1.4 Magmatic Environments
A striking difference between these two magmatic systems is the regional thermal regimes in which they exist. Beneath ocean ridges the entire system resides within a massive thermal upwelling, with high temperature country rock extending outward to great distances; all magmas are, in effect, thermally insulated and can exist in a perpetual steady state almost regardless of size and shape. It is only when magma is evicted from the high-level sill as a dike when severe cooling and quenching takes place.

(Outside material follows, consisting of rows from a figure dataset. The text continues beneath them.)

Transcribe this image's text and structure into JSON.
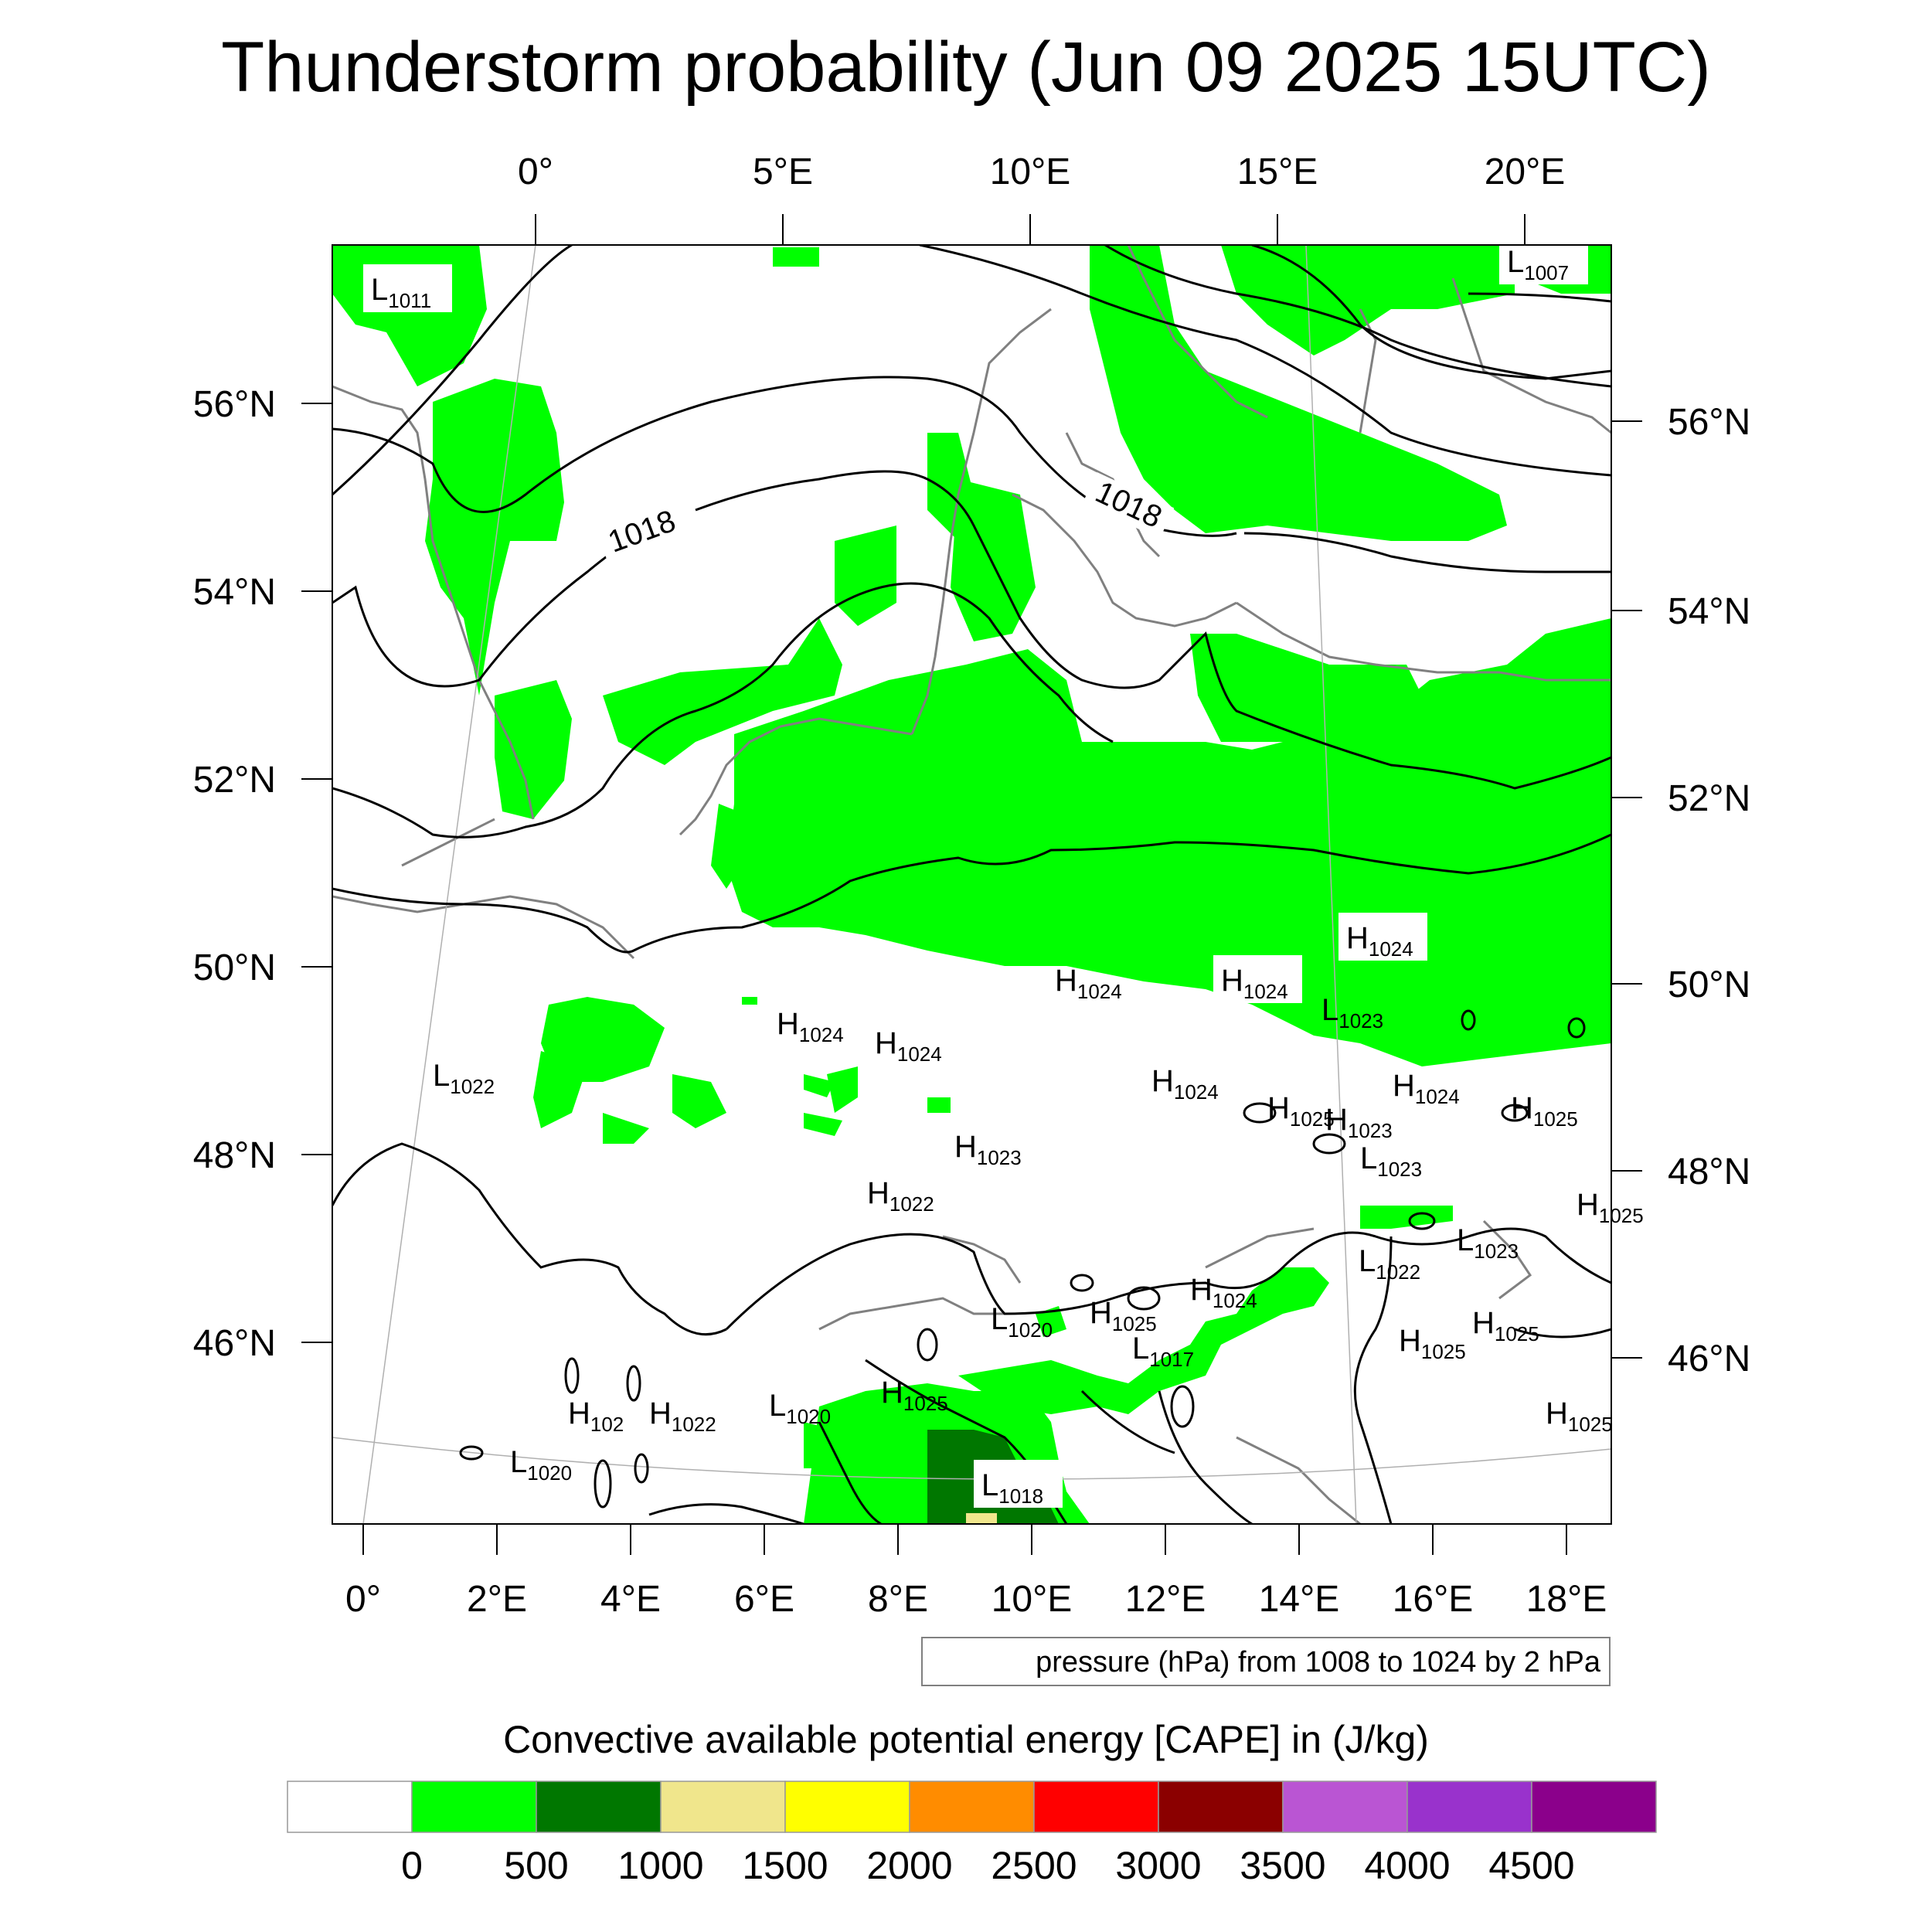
{
  "title": "Thunderstorm probability (Jun 09 2025 15UTC)",
  "map": {
    "top_lon_labels": [
      "0°",
      "5°E",
      "10°E",
      "15°E",
      "20°E"
    ],
    "bottom_lon_labels": [
      "0°",
      "2°E",
      "4°E",
      "6°E",
      "8°E",
      "10°E",
      "12°E",
      "14°E",
      "16°E",
      "18°E"
    ],
    "left_lat_labels": [
      "56°N",
      "54°N",
      "52°N",
      "50°N",
      "48°N",
      "46°N"
    ],
    "right_lat_labels": [
      "56°N",
      "54°N",
      "52°N",
      "50°N",
      "48°N",
      "46°N"
    ],
    "isobar_labels": [
      "1018",
      "1018"
    ],
    "pressure_centers": [
      {
        "type": "L",
        "value": "1011"
      },
      {
        "type": "L",
        "value": "1007"
      },
      {
        "type": "H",
        "value": "1024"
      },
      {
        "type": "H",
        "value": "1024"
      },
      {
        "type": "H",
        "value": "1024"
      },
      {
        "type": "L",
        "value": "1023"
      },
      {
        "type": "H",
        "value": "1024"
      },
      {
        "type": "H",
        "value": "1024"
      },
      {
        "type": "L",
        "value": "1022"
      },
      {
        "type": "H",
        "value": "1024"
      },
      {
        "type": "H",
        "value": "1024"
      },
      {
        "type": "H",
        "value": "1025"
      },
      {
        "type": "H",
        "value": "1023"
      },
      {
        "type": "H",
        "value": "1025"
      },
      {
        "type": "L",
        "value": "1023"
      },
      {
        "type": "H",
        "value": "1023"
      },
      {
        "type": "H",
        "value": "1022"
      },
      {
        "type": "H",
        "value": "1025"
      },
      {
        "type": "L",
        "value": "1023"
      },
      {
        "type": "L",
        "value": "1022"
      },
      {
        "type": "H",
        "value": "1024"
      },
      {
        "type": "L",
        "value": "1020"
      },
      {
        "type": "H",
        "value": "1025"
      },
      {
        "type": "L",
        "value": "1017"
      },
      {
        "type": "H",
        "value": "1025"
      },
      {
        "type": "H",
        "value": "1025"
      },
      {
        "type": "H",
        "value": "102"
      },
      {
        "type": "H",
        "value": "1022"
      },
      {
        "type": "L",
        "value": "1020"
      },
      {
        "type": "H",
        "value": "1025"
      },
      {
        "type": "H",
        "value": "1025"
      },
      {
        "type": "L",
        "value": "1020"
      },
      {
        "type": "L",
        "value": "1018"
      }
    ],
    "contour_info": "pressure (hPa) from 1008 to 1024 by 2 hPa",
    "colors": {
      "cape_500": "#00ff00",
      "cape_1000": "#007700",
      "isobar": "#000000",
      "coastline": "#808080"
    }
  },
  "legend": {
    "title": "Convective available potential energy [CAPE] in (J/kg)",
    "colors": [
      "#ffffff",
      "#00ff00",
      "#007700",
      "#f0e68c",
      "#ffff00",
      "#ff8c00",
      "#ff0000",
      "#8b0000",
      "#ba55d3",
      "#9932cc",
      "#8b008b"
    ],
    "labels": [
      "0",
      "500",
      "1000",
      "1500",
      "2000",
      "2500",
      "3000",
      "3500",
      "4000",
      "4500"
    ]
  }
}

This is in strong contrast to magmatic mush columns existing in the lithospheric-crustal regimes where the containing country rock is much cooler than the magmatic system (Figure 1.1). Cooling is rapid from all boundaries and there is a constant, if ephemeral, intense competition between active magmatism and progressive solidification. For the system to stay alive for any significant period of time, chilled magma must be periodically replaced by fresh hot magma. There is a wide spectrum of longevity or states of thermal survival measured by the volumetric throughput or ongoing flux of magma through these systems. Large systems, like Hawaii, thermally dominate the lithosphere and can exist for millions of years, leaving a massive thermal imprint on the adjoining lithosphere. Small systems, like those associated with monogenetic volcanism, may only evade thermal death for a thousand years or so. Magmatism associated with Gondwana rifting begins as small weak systems sometimes die when rifting is aborted, and with successful rifting become massive ocean ridge systems. Perhaps the most important, most telling, and valuable systems are those that become strong and well developed but then, due apparently to tectonic manifestations, fade. Yet, besides establishing a mature plumbing system, they impose an intense thermal imprint on the crust, sometimes leading to extensive remelting and reworking of the entire adjacent crust. It is these systems that reveal much of the intimate workings of mature magmatic systems. This is what is exhibited in the McMurdo Dry Valleys.